How girls are trafficked

All girls in India (or at least 60% of the population that earns less than $1 a day) long for marriage as a fulfillment of all their girlhood dreams. Marriage holds the promise of financial stability, status in their community, a safe home to raise children and the ultimate protection from harm. The hope of marriage is wrapped up in the hope of having children. Sometimes it is an escape from a dreaded arranged marriage with an older man whom they do not love. Sometimes it is an escape from a painful childhood. Always it is the dream of real love that girls hold secret in their hearts.

For a large percentage of trafficked victims nothing could be farther from the truth. In fact most traffickers use the basic belief in the intrinsic goodness of the marriage institution to trap unsuspecting girls. The trafficker may take a few weeks or a few months to convince the girl of his love for her. Promises whispered, gifts given, kisses stolen, and the young girl, still in her teens agrees to run away with him. Within a few months, and often pregnant, he sells her for the equivalent of a few hundred dollars. Abandoned by the one she loved and trusted, she has no one.

Asha’s story in Horse and Rider reads exactly like this. Asha was a Muslim girl who was tricked into marrying a Hindu boy. Fearful of the religious implications of marrying into a different faith, she left her husband. She tried to end her life several times, but she survived each time. A young man soon befriended her. Trusting him, she married him and was soon pregnant. A few months later he took Asha to Mumbai and sold her. The brothel forced her to have a late term abortion. Several years ago she was rescued from the brothel.

Asha came to Freedom Firm and began working at Ruhamah Designs, Freedom Firm’s employment opportunity for rescued girls. She worked for several years, excelling in her craft, reaching out to disabled children through the Leg Up Therapy program, and working through much of her pain from the past.

In spite of what Asha had suffered at the hands of a trafficker who posed as her husband, Asha still desperately wanted to get married. Robbed of her baby, she wanted to know the joy of motherhood. While still at Ruhamah Asha met a married man and left Ruhamah to become his second wife or mistress, depending on how you define it. Very quickly Asha became pregnant and is now the proud mother of a beautiful little girl. Her husband has divorced his first wife, and Asha has the marriage she always dreamed of.

Perhaps not the perfect marriage, but will I judge it according to my light? He has given her financial stability, a home for their little girl, status in the community, food in her belly, a roof over her head and perhaps love, who can say?

And while the process was far from laudable, and while as staff we wrestled with what seemed like “wrong choices,” I am relieved that for now, Asha is safe and that this marriage, flawed as it may be, has given her the security she craved, and that this man, finally, is not a trafficker. It really is hit or miss, and one must be ready to re-define a “good marriage.”

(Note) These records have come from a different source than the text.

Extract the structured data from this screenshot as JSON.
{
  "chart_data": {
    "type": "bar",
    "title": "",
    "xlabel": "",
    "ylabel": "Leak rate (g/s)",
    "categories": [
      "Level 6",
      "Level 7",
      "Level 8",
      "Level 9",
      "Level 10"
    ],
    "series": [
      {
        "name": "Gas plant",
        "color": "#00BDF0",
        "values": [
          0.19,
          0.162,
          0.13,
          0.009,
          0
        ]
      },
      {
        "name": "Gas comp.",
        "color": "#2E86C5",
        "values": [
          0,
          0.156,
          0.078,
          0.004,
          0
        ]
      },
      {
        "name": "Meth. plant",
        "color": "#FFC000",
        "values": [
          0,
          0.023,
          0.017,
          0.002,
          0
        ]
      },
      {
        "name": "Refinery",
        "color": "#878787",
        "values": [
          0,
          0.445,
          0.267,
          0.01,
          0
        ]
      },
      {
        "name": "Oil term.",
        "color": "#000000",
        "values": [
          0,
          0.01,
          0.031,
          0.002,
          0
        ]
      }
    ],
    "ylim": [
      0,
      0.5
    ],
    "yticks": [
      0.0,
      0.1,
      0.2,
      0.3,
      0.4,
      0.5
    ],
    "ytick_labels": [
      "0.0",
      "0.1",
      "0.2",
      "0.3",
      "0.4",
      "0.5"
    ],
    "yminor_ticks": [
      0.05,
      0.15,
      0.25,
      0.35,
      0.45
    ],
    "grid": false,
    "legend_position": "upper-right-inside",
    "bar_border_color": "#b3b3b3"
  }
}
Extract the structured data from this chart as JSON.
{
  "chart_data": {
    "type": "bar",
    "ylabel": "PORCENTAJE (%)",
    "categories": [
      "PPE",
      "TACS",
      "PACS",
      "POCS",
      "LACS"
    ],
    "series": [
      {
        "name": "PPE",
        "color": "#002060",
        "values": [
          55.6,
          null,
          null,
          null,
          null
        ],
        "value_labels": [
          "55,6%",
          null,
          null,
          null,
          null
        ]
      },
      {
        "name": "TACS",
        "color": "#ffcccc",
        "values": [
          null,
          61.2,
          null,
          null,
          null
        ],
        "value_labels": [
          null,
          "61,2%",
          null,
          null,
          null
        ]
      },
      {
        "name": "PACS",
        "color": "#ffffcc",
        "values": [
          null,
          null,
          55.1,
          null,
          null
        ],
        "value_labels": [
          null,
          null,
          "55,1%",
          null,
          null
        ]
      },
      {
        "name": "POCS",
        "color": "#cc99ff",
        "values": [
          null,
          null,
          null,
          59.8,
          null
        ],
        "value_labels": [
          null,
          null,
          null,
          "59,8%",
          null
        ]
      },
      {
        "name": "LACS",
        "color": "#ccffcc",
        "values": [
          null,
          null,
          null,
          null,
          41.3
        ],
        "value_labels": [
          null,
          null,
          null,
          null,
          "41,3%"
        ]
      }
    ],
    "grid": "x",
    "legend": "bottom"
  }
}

During the time Asha married and had her baby, she left Ruhamah Designs. About six months ago, bored as a housewife, and eager for connection with the Ruhamah Designs community, Asha came back to work. Most days she works from her home (as part of the Work At Home program), making jewelry while balancing her work as a mother. Once a week she travels to the workshop to have her products inspected for quality. Its good to have Asha back in our lives again, and to see her in her new roles as wife and mother.